Studying Zen felt more productive, he said, and following a monastic schedule gave his life stability. "One is encouraged to seek for oneself," Brown told me. "I've always appreciated that kind of approach. I ran into that instance with food; [other philosophies] are very adamant about food, and they're sort of saying, 'Do it the way we tell you.' There are a lot of diets like that too, and for the first time I thought, 'Well, do you?' "

Brown and filmmaker Doris Dörrie in San Francisco

After a stint as a dishwasher, Brown worked as a cook at the Tassajara Zen Mountain Center in San Francisco. Thus began his training in Buddhism at the same time he began to cook, and he found synergy in the two meditations. In 1970, shortly after being ordained, he published the international bestseller The Tassajara Bread Book; he began teaching cooking classes in the mid-'80s. In How to Cook Your Life, he tells his class that it is not just they who are cooking the food, but the food, in a way, is also cooking them. "I try to learn from what I'm doing," he said. "After a while I sort of have a sense of how to do things without certain recipes. So that lets me use the things that are available."

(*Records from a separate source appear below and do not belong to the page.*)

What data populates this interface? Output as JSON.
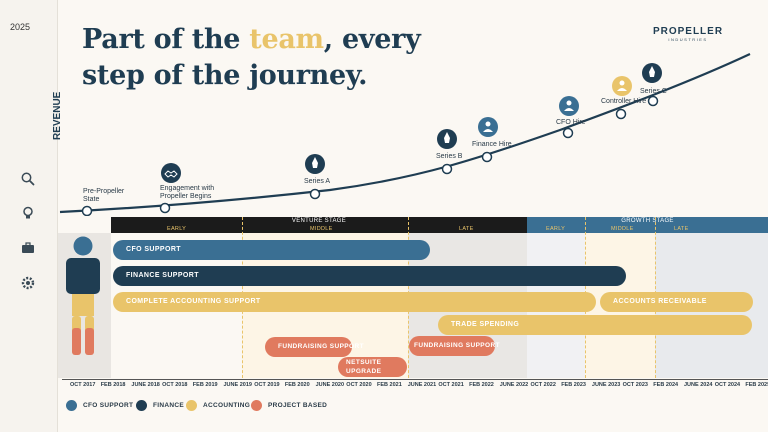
{
  "year": "2025",
  "title": {
    "part1": "Part of the ",
    "accent": "team",
    "part2": ", every",
    "line2": "step of the journey."
  },
  "brand": {
    "name": "PROPELLER",
    "sub": "INDUSTRIES"
  },
  "revenue_label": "REVENUE",
  "milestones": [
    {
      "label1": "Pre-Propeller",
      "label2": "State"
    },
    {
      "label1": "Engagement with",
      "label2": "Propeller Begins"
    },
    {
      "label1": "Series A",
      "label2": ""
    },
    {
      "label1": "Series B",
      "label2": ""
    },
    {
      "label1": "Finance Hire",
      "label2": ""
    },
    {
      "label1": "CFO Hire",
      "label2": ""
    },
    {
      "label1": "Controller Hire",
      "label2": ""
    },
    {
      "label1": "Series C",
      "label2": ""
    }
  ],
  "stages": {
    "venture": "VENTURE STAGE",
    "growth": "GROWTH STAGE",
    "sub": [
      "EARLY",
      "MIDDLE",
      "LATE",
      "EARLY",
      "MIDDLE",
      "LATE"
    ]
  },
  "bars": {
    "cfo": "CFO SUPPORT",
    "finance": "FINANCE SUPPORT",
    "accounting": "COMPLETE ACCOUNTING SUPPORT",
    "receivable": "ACCOUNTS RECEIVABLE",
    "trade": "TRADE SPENDING",
    "fund1": "FUNDRAISING SUPPORT",
    "netsuite1": "NETSUITE",
    "netsuite2": "UPGRADE",
    "fund2": "FUNDRAISING SUPPORT"
  },
  "ticks": [
    "OCT 2017",
    "FEB 2018",
    "JUNE 2018",
    "OCT 2018",
    "FEB 2019",
    "JUNE 2019",
    "OCT 2019",
    "FEB 2020",
    "JUNE 2020",
    "OCT 2020",
    "FEB 2021",
    "JUNE 2021",
    "OCT 2021",
    "FEB 2022",
    "JUNE 2022",
    "OCT 2022",
    "FEB 2023",
    "JUNE 2023",
    "OCT 2023",
    "FEB 2024",
    "JUNE 2024",
    "OCT 2024",
    "FEB 2025"
  ],
  "legend": [
    {
      "label": "CFO SUPPORT",
      "color": "#3a6f93"
    },
    {
      "label": "FINANCE",
      "color": "#1f3d52"
    },
    {
      "label": "ACCOUNTING",
      "color": "#e9c46a"
    },
    {
      "label": "PROJECT BASED",
      "color": "#e07a5f"
    }
  ],
  "colors": {
    "navy": "#1f3d52",
    "blue": "#3a6f93",
    "gold": "#e9c46a",
    "coral": "#e07a5f"
  },
  "icons": [
    "search-icon",
    "lightbulb-icon",
    "briefcase-icon",
    "gear-icon"
  ]
}
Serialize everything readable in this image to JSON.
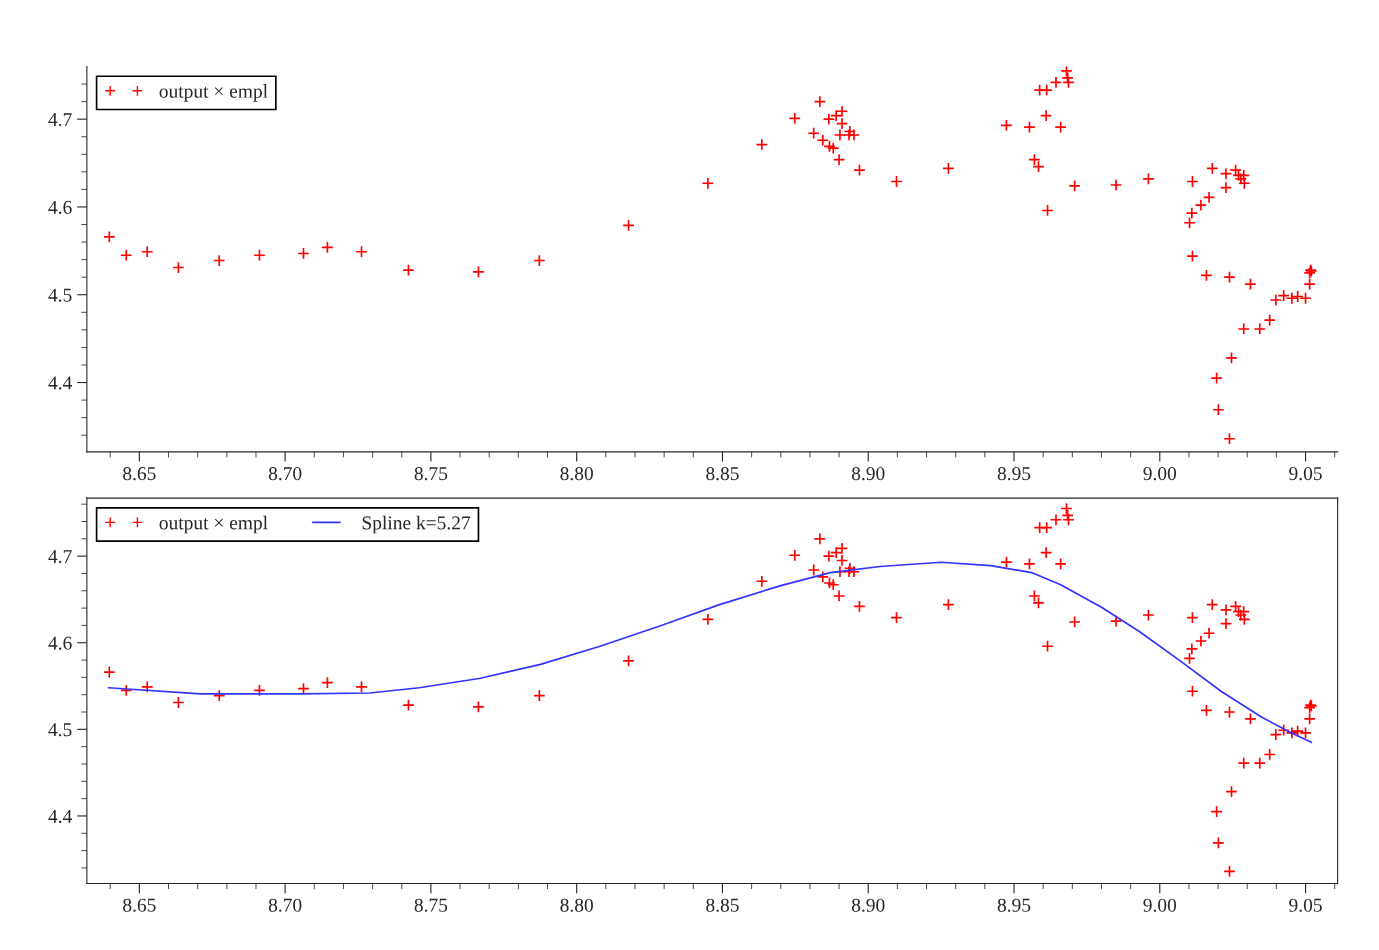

Dörrie explores this concept through traveling to various small farms, foraging enclaves and weaving in found footage of Brown's late Zen Master Suzuki Roshi. Departing from Zen principles, however, it doesn't all come full circle; it's occasionally difficult to keep track of who is being interviewed and how organic produce ties into the equation. At its core, however, the documentary makes a case for better understanding food in order to better cook it, using all the human senses. A recurring mantra heard from Brown in the film encourages cooks to treat food "like their eyes and ears."

How to Cook Your Life may be a tough sell to New York audiences, who might assume that both its subject and its "Zen in the art of cookery" message are just a little too niche, oddball or even West Coast to be relevant to many. But as alluded to by Brown's "Born Again Buddhist" T-shirt in some of the doc's classroom scenes, to be born again anything -- and to complete the transformation -- is a hallmark of the American dream. "When people watch me in the kitchen and I'm not worried about doing things right," Brown said, "they realize that there are a lot of possibilities."